With the following commands, you can check what kind of computing units are available. Of course, you are looking for GPU-units to speed up computations. I am using the CPU version of Tensorflow so that it is easier for others to replicate the results

tf.config.list_physical_devices()

[PhysicalDevice(name='/physical_device:CPU:0', device_type='CPU')]

from tensorflow.python.client import device_lib
print(device_lib.list_local_devices())

[name: "/device:CPU:0"
device_type: "CPU"
memory_limit: 268435456
locality {
}
incarnation: 7503718123590028718
]

One way to define a neural network with Keras is a single Sequential-command that has the layers in a list as a parameter. The densely connected layer has ReLU as an activation function. Because we want to categorise ten digits, softmax is the correct activation function for the last layer. Notice how the last layer has ten outputs, one for each digit. The Flatten()-layer transforms the 28 x 28 -image to a vector of size 784.

With Keras, we can also build the network using sequential add()-commands. We first define the Sequential()-type and then add the layers with the add() -function.

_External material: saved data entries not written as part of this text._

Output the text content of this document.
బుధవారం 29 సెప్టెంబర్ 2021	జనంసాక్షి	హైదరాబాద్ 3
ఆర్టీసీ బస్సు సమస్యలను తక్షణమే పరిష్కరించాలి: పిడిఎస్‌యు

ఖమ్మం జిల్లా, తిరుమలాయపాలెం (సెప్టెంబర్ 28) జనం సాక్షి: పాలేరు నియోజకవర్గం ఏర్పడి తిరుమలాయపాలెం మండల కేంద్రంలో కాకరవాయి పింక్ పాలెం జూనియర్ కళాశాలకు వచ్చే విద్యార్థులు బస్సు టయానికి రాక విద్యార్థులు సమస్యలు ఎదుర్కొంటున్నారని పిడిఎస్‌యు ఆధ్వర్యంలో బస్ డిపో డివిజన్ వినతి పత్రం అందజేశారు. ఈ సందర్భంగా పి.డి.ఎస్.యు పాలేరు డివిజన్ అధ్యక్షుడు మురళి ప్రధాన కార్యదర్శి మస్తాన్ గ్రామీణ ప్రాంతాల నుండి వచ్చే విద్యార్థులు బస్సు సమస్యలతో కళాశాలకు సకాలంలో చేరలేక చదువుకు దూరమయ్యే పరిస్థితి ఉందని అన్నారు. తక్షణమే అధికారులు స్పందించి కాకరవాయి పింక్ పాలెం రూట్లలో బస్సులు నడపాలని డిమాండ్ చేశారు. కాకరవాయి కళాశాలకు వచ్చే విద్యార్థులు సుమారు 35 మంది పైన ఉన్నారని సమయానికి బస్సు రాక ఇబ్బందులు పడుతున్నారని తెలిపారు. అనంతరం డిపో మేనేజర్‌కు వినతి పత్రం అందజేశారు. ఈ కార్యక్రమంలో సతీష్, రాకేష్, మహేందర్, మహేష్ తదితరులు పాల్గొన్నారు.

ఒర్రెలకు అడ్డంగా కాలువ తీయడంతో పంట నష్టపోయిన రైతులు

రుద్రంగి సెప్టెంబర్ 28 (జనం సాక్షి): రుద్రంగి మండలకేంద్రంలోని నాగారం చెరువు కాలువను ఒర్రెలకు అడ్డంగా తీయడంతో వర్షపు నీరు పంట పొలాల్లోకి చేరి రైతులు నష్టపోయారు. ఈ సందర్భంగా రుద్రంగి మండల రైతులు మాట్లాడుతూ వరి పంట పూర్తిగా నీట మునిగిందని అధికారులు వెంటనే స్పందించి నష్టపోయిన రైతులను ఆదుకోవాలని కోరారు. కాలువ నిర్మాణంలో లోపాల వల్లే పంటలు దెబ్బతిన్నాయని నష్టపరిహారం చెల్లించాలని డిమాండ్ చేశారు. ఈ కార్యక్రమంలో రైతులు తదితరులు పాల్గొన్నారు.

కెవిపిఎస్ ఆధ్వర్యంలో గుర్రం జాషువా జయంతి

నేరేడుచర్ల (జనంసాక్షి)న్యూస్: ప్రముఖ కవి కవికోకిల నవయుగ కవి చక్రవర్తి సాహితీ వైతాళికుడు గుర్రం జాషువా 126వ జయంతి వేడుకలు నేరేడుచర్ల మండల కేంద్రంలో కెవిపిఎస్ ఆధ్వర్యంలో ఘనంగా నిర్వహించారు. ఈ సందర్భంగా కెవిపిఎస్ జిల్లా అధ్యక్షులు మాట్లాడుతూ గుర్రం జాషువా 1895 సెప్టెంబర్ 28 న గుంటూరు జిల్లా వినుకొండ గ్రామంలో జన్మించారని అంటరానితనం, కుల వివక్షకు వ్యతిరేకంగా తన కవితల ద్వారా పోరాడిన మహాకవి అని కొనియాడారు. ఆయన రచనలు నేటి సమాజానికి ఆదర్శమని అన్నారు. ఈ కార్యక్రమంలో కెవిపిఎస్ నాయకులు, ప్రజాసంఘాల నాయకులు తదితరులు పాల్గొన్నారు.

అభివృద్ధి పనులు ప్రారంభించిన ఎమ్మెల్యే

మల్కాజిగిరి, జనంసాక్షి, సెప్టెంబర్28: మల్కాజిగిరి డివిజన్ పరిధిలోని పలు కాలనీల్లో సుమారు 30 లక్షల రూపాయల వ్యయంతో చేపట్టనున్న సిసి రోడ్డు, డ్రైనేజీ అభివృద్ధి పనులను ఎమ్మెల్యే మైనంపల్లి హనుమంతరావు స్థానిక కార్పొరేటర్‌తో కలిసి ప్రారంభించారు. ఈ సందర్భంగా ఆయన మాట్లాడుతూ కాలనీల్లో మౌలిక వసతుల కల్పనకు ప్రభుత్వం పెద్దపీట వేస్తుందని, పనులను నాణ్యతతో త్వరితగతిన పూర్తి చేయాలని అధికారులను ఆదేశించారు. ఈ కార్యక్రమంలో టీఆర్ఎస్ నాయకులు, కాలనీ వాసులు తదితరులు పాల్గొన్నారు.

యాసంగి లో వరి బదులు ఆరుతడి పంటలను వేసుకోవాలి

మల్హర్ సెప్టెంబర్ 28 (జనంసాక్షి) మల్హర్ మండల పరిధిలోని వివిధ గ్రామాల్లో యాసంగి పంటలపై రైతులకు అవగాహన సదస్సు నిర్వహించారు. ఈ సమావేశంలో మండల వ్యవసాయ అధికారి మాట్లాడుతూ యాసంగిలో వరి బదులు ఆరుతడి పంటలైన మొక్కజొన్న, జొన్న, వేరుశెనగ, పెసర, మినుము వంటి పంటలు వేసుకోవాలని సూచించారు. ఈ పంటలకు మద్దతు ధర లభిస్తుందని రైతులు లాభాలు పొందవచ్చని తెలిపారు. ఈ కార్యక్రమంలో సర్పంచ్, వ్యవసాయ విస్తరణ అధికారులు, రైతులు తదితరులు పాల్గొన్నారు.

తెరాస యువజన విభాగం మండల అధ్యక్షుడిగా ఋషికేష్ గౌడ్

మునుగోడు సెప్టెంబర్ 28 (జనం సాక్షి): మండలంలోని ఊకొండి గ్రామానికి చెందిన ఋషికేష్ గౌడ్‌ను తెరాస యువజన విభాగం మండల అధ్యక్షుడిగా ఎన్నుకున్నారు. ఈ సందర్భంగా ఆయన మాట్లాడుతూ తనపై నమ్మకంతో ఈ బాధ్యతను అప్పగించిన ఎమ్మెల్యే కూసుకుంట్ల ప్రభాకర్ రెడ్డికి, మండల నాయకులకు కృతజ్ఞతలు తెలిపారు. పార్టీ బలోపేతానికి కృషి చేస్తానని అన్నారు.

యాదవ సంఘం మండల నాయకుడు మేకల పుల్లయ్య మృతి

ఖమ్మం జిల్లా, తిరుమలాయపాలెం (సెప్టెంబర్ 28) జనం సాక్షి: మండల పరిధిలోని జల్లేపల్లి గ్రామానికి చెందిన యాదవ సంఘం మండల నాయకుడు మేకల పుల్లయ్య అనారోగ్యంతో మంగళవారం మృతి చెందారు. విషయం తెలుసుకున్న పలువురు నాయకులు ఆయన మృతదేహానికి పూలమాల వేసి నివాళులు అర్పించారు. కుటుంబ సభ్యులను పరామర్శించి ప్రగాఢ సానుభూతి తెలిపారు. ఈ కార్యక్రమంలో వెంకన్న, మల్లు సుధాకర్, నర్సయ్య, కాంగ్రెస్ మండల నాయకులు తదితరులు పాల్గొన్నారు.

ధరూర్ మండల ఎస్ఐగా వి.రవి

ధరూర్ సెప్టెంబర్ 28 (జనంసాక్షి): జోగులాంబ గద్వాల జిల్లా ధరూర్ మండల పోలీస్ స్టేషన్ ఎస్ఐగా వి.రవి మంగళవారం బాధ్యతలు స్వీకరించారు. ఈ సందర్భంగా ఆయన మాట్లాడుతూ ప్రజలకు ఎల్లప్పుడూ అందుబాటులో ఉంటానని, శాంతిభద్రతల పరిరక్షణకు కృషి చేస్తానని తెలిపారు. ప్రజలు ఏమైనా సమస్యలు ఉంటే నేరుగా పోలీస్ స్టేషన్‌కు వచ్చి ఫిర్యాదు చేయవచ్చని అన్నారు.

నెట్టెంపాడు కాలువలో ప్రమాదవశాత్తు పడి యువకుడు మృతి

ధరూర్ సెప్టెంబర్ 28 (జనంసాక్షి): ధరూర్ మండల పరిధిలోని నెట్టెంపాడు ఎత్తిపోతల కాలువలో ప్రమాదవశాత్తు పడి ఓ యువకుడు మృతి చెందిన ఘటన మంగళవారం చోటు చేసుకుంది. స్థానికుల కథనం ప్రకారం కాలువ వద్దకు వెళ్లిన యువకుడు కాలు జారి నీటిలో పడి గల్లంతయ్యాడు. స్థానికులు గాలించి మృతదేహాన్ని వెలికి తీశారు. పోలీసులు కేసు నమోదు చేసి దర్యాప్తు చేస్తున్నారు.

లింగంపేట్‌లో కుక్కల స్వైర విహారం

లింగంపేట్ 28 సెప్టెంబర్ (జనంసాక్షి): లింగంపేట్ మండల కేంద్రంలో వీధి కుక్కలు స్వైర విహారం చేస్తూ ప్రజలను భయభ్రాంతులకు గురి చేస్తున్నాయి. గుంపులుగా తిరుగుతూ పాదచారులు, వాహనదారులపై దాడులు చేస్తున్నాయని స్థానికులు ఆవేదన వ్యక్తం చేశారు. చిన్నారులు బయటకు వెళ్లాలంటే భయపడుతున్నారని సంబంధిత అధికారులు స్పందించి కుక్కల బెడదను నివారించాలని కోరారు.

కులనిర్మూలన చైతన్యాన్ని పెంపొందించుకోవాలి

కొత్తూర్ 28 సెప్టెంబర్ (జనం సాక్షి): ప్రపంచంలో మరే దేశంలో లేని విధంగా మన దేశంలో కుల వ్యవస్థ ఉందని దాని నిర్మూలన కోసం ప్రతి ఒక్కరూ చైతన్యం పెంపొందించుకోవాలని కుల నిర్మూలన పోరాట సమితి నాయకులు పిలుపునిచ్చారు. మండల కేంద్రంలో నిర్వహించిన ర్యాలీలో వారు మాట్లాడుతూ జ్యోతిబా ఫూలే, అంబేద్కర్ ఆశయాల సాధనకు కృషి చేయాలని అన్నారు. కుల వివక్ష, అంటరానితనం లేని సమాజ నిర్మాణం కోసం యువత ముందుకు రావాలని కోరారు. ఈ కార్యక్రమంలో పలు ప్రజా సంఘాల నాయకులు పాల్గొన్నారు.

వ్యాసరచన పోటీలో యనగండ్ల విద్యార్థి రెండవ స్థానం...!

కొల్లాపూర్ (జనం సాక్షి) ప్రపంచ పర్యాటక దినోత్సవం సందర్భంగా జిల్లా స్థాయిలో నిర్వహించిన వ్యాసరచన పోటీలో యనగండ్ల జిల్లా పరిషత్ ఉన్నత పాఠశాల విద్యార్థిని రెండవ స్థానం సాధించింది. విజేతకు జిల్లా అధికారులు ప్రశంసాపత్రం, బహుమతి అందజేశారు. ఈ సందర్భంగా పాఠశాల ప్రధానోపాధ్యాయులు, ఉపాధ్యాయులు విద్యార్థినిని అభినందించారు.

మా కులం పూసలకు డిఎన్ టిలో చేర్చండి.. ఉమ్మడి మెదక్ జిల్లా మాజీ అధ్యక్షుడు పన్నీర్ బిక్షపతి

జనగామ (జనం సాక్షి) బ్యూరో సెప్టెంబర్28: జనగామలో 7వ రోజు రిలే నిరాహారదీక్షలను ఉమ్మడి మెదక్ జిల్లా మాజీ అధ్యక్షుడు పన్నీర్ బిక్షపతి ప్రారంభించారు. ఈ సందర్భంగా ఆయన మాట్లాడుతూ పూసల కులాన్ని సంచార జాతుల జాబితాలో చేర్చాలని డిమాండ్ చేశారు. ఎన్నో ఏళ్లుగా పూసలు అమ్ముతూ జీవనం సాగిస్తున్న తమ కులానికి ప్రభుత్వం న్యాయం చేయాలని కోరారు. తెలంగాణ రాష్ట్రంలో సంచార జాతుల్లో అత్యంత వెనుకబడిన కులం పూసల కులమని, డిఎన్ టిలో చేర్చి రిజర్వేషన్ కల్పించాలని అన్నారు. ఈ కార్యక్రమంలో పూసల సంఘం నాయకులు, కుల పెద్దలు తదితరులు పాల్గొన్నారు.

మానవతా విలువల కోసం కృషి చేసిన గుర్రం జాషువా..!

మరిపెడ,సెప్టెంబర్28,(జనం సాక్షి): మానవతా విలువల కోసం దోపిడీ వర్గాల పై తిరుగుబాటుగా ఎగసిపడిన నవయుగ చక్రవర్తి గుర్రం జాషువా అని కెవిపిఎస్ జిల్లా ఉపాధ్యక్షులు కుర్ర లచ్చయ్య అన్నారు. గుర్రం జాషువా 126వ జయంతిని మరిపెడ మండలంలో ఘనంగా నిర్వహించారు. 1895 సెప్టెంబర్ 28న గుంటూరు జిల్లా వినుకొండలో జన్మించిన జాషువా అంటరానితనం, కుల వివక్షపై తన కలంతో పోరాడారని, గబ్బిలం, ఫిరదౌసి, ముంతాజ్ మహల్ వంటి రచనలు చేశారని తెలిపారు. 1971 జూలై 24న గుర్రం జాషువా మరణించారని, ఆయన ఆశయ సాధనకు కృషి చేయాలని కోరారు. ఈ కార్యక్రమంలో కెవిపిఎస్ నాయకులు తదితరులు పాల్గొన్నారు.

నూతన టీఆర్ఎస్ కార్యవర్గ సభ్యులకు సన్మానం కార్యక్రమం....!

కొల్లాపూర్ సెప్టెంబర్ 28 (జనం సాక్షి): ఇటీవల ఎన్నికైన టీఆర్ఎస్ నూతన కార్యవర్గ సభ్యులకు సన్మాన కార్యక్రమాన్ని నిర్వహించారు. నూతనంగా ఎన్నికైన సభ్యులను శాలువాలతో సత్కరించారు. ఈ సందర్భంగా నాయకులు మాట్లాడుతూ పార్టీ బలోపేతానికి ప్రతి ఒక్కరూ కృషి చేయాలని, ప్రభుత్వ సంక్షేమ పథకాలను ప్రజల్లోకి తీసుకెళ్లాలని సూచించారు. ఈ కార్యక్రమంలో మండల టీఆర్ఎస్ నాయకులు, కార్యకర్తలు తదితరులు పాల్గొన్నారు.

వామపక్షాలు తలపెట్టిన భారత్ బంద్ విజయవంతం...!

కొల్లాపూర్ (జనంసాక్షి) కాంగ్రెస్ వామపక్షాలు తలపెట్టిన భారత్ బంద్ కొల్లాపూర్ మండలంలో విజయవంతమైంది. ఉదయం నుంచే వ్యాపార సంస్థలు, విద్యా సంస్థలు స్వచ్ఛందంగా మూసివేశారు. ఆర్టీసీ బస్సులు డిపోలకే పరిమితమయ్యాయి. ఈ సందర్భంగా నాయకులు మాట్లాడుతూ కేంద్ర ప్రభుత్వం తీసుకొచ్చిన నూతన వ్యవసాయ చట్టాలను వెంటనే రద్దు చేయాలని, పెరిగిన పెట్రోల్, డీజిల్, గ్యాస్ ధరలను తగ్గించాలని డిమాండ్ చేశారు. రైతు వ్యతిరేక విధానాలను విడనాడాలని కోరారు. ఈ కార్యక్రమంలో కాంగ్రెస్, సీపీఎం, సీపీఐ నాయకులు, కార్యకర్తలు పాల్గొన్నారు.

It is much easier to understand how Keras works by following an example. So, lets work through a detailed example using Keras.

13.3. The MNIST dataset#

The MNIST database (Modified National Institute of Standards and Technology database) is a large database of handwritten digits that is commonly used as the first test for computer vision models. These are 28x28 pixel images that are anti-aliased from the original NIST black and white images, and thus, grayscale images with 256 levels. The database contains 60,000 training images and 10,000 testing images.

MNIST

Keras.dataset has the MNIST dataset, so we avoid the hassle of downloading and preprocessing the dataset by ourselves.

mnist = tf.keras.datasets.mnist

With load_data(), we can load the train and test datasets as Numpy arrays.

(x_train, y_train), (x_test, y_test) = mnist.load_data()

type(x_train)

numpy.ndarray

We have 60000 images in the training set and 10000 images in the test set.

len(x_train), len(x_test)

(60000, 10000)

Let’s check what kind of data we have. Matplotlib has a function to plot images. First, we load the library. With plt.imshow(), we can plot the image. We need to set cmap=gray to get the correct grayscale image.

import matplotlib.pyplot as plt

plt.imshow(x_train[0],cmap='gray')

<matplotlib.image.AxesImage at 0x1f5aabbd7c0>

_images/766436f0b473cf1d17f594b44f8c4aaf43e5f69ab6e4bdd7a19f6e9e73591bc3.png

y_train[0]

The originals are greyscale images with each pixel having a value from 0 to 255. We normalize them to values between 0 and 1 (neural networks like small values).

x_train, x_test = x_train / 255.0, x_test / 255.0

13.4. Densely connected network#

First, we fit a traditional densely connected feed-forward neural network to the data.

!

Our data is a 3D-tensor of the form 60000 images x 28 pixels x 28 pixels. Sometimes we need to make the transform (60000,28,28) –> (60000,28,28,1) and sometimes not. If you get an error in the model.fit -step, run the code below.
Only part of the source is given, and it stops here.